He’s back and Germany’s Hans Werner Sinn had another bad day.
There is just too much money sloshing around in the EU and it comes from all the wrong places. The usual suspects are at it again.
About 80 percent of the monetary base of the Eurosystem are caused by credit or open market operations of the central banks of the six crisis countries (Greece, Italy, Portugal, Spain, Ireland, Cyprus), although these countries account for only a third of the economic strength of the euro area up.
How do they do this?
The rental of the printing press
A pictorial metaphor of electronic payment transactions that are behind the Target balances is so: The south prints the money he needs to buy in the north patrimonial goods and objects, as well as redeem old notes, and the central banks of the North shred the previously already spent money because it is no longer needed as a lubricant for domestic transactions. It is thus quasi awarded the (electronic) printing press from the north to the south, which establishes the target assets and liabilities.
That is bad behavior but let’s see about this excessive note issuance:
At this point in our story we can almost feel the frustration and anger building inside our northern European readers. “Yet another way the euro system help siphon of my hard earned money to profligate southerners!”

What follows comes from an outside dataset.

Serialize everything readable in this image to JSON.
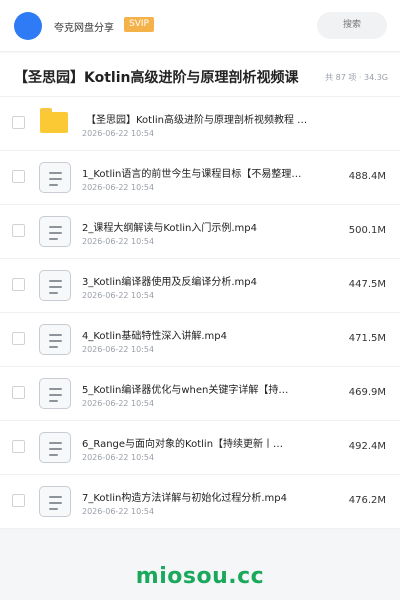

But that is NOT the case! Excessive note issuance is (almost) inversely related to sovereign bond yields! The deeper a country has sunk into the euro-quagmire, the less the NCB has resorted to excessive note issuance!
This looks rather tame but back to HW Sinn as he dishes out more bad news:
The undercutting of the capital market with the printing press is now the main reason that the German banks and insurers can not earn risk-adjusted interest rates and more insurers are even forced to withdraw their interest guarantees.
Which in the end means that German banks would be just fine and that Germany’s hard workers will lose, yet again, on their life insurance nest egg.